REGISTROS ESPECIAIS:

  • EDUARDO BRACONY - Recebeu uma placa dedicada ao "Melhor Capitão do Mundial".

A Solenidade Premiação teve lugar no suntuoso CASSINO DE BIARRITZ em seu salão nobre, com a presença de destacadas autoridades governamentais Francesas, corpo diplomático, imprensa Européia em geral, cujas atenções eram sensivelmente dirigidas ao nosso BRASIL.

No palco do Cassino foi montado um "Podium" e quando nossas Seleções receberam os premios à que fizemos jus, no momento solene, em que de nossas costas subia em glória a bandeira de nossa Pátria, todos ao som de nosso Hino executado pelos Franceses, chorando de alegria cantamos em voz alta o mesmo, ocasião em que todos os presentes de pé davam vivas ao BRASIL, reconhecido como o grande vitorioso.

Recebemos o OURO, A PRATA, O BRONZE, os premios EXTRAS e a admiração e respeito dos adversários.

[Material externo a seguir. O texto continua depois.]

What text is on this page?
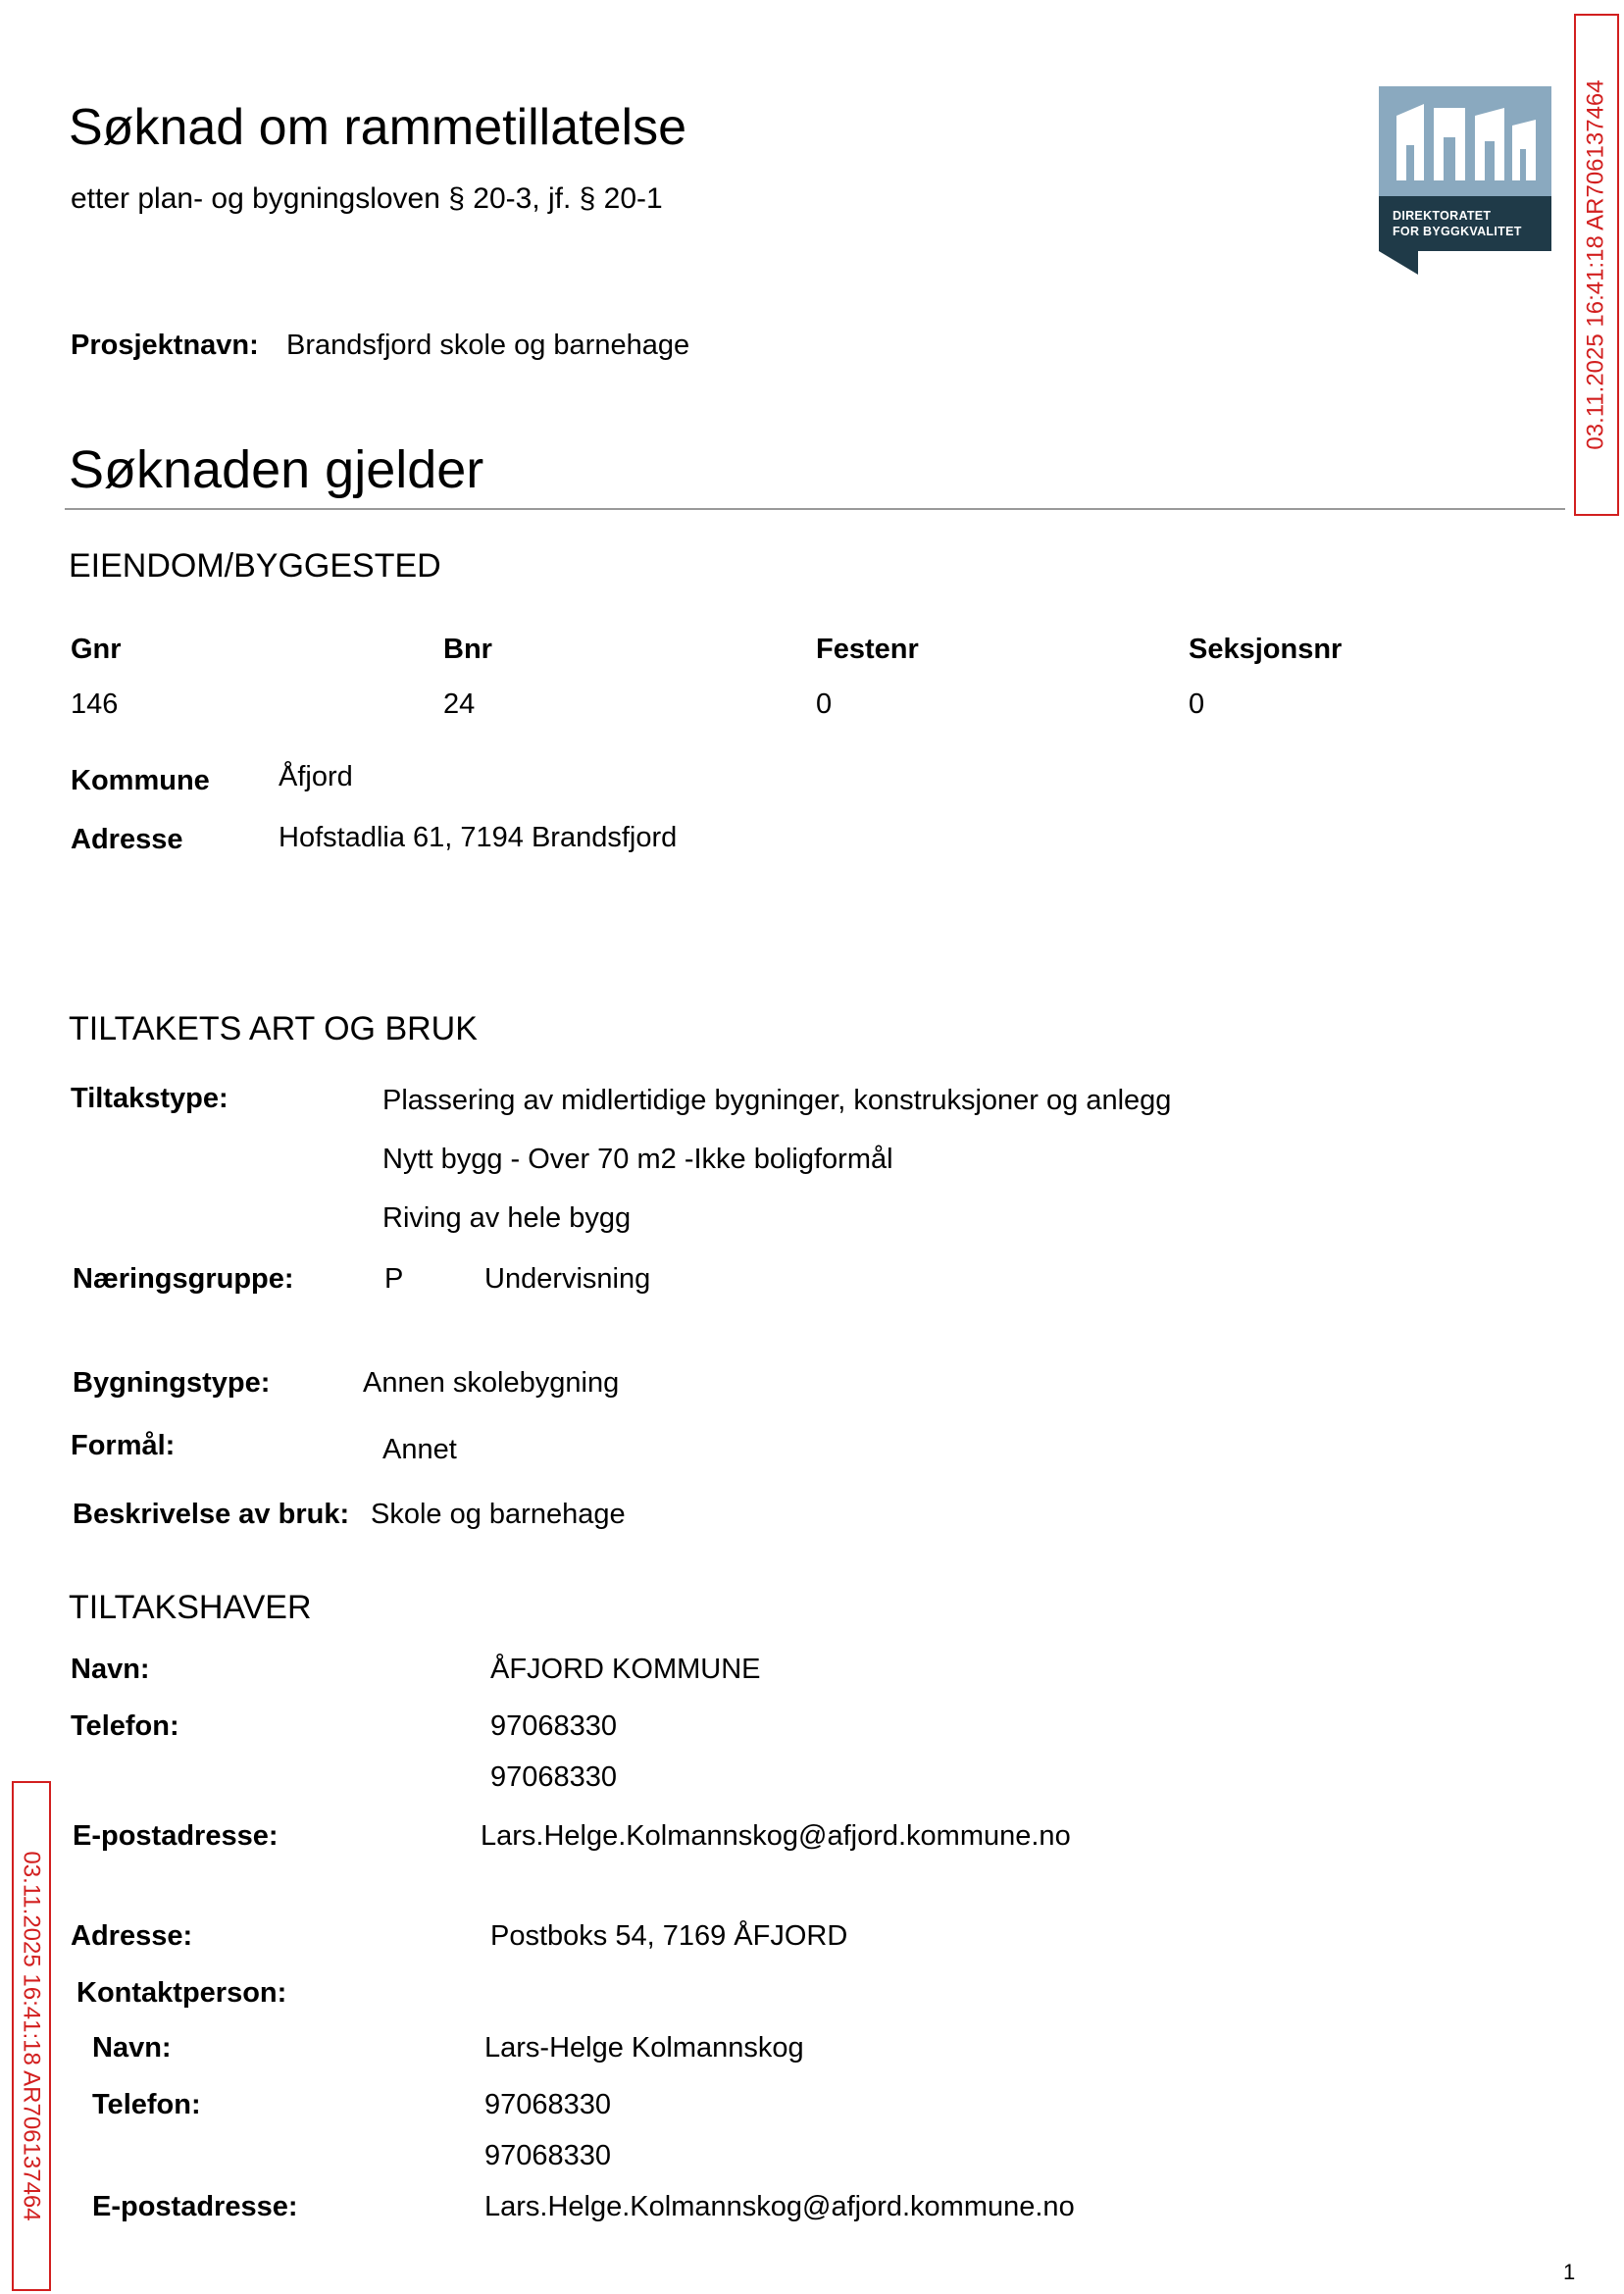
Søknad om rammetillatelse
etter plan- og bygningsloven § 20-3, jf. § 20-1
DIREKTORATET
FOR BYGGKVALITET	03.11.2025 16:41:18 AR706137464
03.11.2025 16:41:18 AR706137464
Prosjektnavn: Brandsfjord skole og barnehage
Søknaden gjelder
EIENDOM/BYGGESTED
Gnr	Bnr	Festenr	Seksjonsnr
146	24	0	0
Kommune Åfjord
Adresse	Hofstadlia 61, 7194 Brandsfjord
TILTAKETS ART OG BRUK
Tiltakstype:	Plassering av midlertidige bygninger, konstruksjoner og anlegg
Nytt bygg - Over 70 m2 -Ikke boligformål
Riving av hele bygg
Næringsgruppe:	P	Undervisning
Bygningstype:	Annen skolebygning
Formål:	Annet
Beskrivelse av bruk: Skole og barnehage
TILTAKSHAVER
Navn:	ÅFJORD KOMMUNE
Telefon:	97068330
97068330
E-postadresse:	Lars.Helge.Kolmannskog@afjord.kommune.no
Adresse:	Postboks 54, 7169 ÅFJORD
Kontaktperson:
Navn:	Lars-Helge Kolmannskog
Telefon:	97068330
97068330
E-postadresse:	Lars.Helge.Kolmannskog@afjord.kommune.no
1
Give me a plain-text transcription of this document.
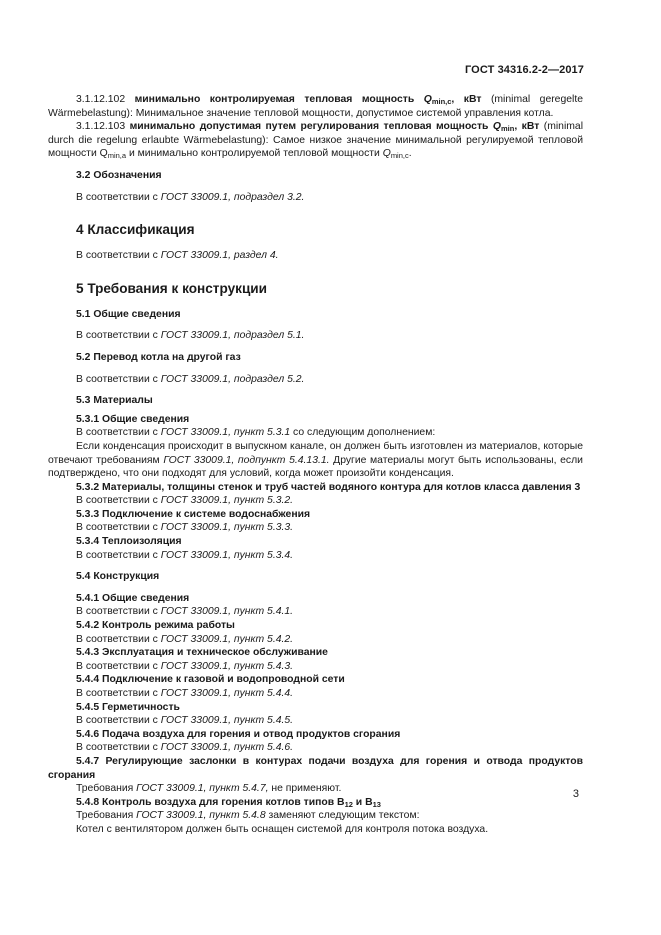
ГОСТ 34316.2-2—2017

3.1.12.102 минимально контролируемая тепловая мощность $Q_{min,c}$, кВт (minimal geregelte Wärmebelastung): Минимальное значение тепловой мощности, допустимое системой управления котла.

3.1.12.103 минимально допустимая путем регулирования тепловая мощность $Q_{min}$, кВт (minimal durch die regelung erlaubte Wärmebelastung): Самое низкое значение минимальной регулируемой тепловой мощности $Q_{min,a}$ и минимально контролируемой тепловой мощности $Q_{min,c}$.

3.2 Обозначения

В соответствии с ГОСТ 33009.1, подраздел 3.2.

4 Классификация

В соответствии с ГОСТ 33009.1, раздел 4.

5 Требования к конструкции

5.1 Общие сведения

В соответствии с ГОСТ 33009.1, подраздел 5.1.

5.2 Перевод котла на другой газ

В соответствии с ГОСТ 33009.1, подраздел 5.2.

5.3 Материалы

5.3.1 Общие сведения

В соответствии с ГОСТ 33009.1, пункт 5.3.1 со следующим дополнением:

Если конденсация происходит в выпускном канале, он должен быть изготовлен из материалов, которые отвечают требованиям ГОСТ 33009.1, подпункт 5.4.13.1. Другие материалы могут быть использованы, если подтверждено, что они подходят для условий, когда может произойти конденсация.

5.3.2 Материалы, толщины стенок и труб частей водяного контура для котлов класса давления 3

В соответствии с ГОСТ 33009.1, пункт 5.3.2.

5.3.3 Подключение к системе водоснабжения

В соответствии с ГОСТ 33009.1, пункт 5.3.3.

5.3.4 Теплоизоляция

В соответствии с ГОСТ 33009.1, пункт 5.3.4.

5.4 Конструкция

5.4.1 Общие сведения

В соответствии с ГОСТ 33009.1, пункт 5.4.1.

5.4.2 Контроль режима работы

В соответствии с ГОСТ 33009.1, пункт 5.4.2.

5.4.3 Эксплуатация и техническое обслуживание

В соответствии с ГОСТ 33009.1, пункт 5.4.3.

5.4.4 Подключение к газовой и водопроводной сети

В соответствии с ГОСТ 33009.1, пункт 5.4.4.

5.4.5 Герметичность

В соответствии с ГОСТ 33009.1, пункт 5.4.5.

5.4.6 Подача воздуха для горения и отвод продуктов сгорания

В соответствии с ГОСТ 33009.1, пункт 5.4.6.

5.4.7 Регулирующие заслонки в контурах подачи воздуха для горения и отвода продуктов сгорания

Требования ГОСТ 33009.1, пункт 5.4.7, не применяют.

5.4.8 Контроль воздуха для горения котлов типов $B_{12}$ и $B_{13}$

Требования ГОСТ 33009.1, пункт 5.4.8 заменяют следующим текстом:

Котел с вентилятором должен быть оснащен системой для контроля потока воздуха.

3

Oferecemos um belíssimo troféu para a Federação Francesa como homenagem à todos os que participaram dos mundiais, linhas Araty e Café do Brasil, que foram muito apreciados, dedicando nossa vitória aos abnegados atletas e dirigentes de todas as modalidades desportivas brasileiras que no mesmo período defenderam as cores de nossa Pátria nas Olimpiadas, em Seul, resgatando assim a imagem global do esporte amador brasileiro.

Retornando, inexistindo voos disponíveis em Biarritz, tivemos de viajar de ônibus até Bordeaux e daí de avião à Paris, fazendo escala para Londres e daí para o Brasil, onde desembarcamos no Aeroporto Internacional do Rio de Janeiro na manhã de domingo, dia 09/10/1988, sendo recebidos unicamente por familiares de alguns; pelo Presidente de nossa Confederação e pelos representantes da CNA, do Clube Barracuda de Desportos e Marlim Clube de Pesca, registrando nessa oportunidade a insensibilidade da imprensa brasileira para com o desporto amador; pois, comunicada não se deu ao trabalho siquer de fazer-se presente ou noticiar a chegada e os resultados obtidos pela única representação pátria à conquistar OURO, PRATA e BRONZE para nosso Pais.

Registramos ainda que na Europa o Brasil continuava sendo manchete na imprensa e que nos enviaram diversos recortes, que anexamos cópia ao presente.

Registramos a dedicação acima e além do dever de todos os nossos Atletas, que com denodo prepararam-se e treinaram até a exaustão , para conquistar a final para nossa Pátria o mais elevado titulo desportivo de pesca, jamais conquistado por um País do Continente Americano, propondo para todos a concessão da Medalha do Mérito da CBPDS.

Rio de Janeiro, 18 de outubro de 1988.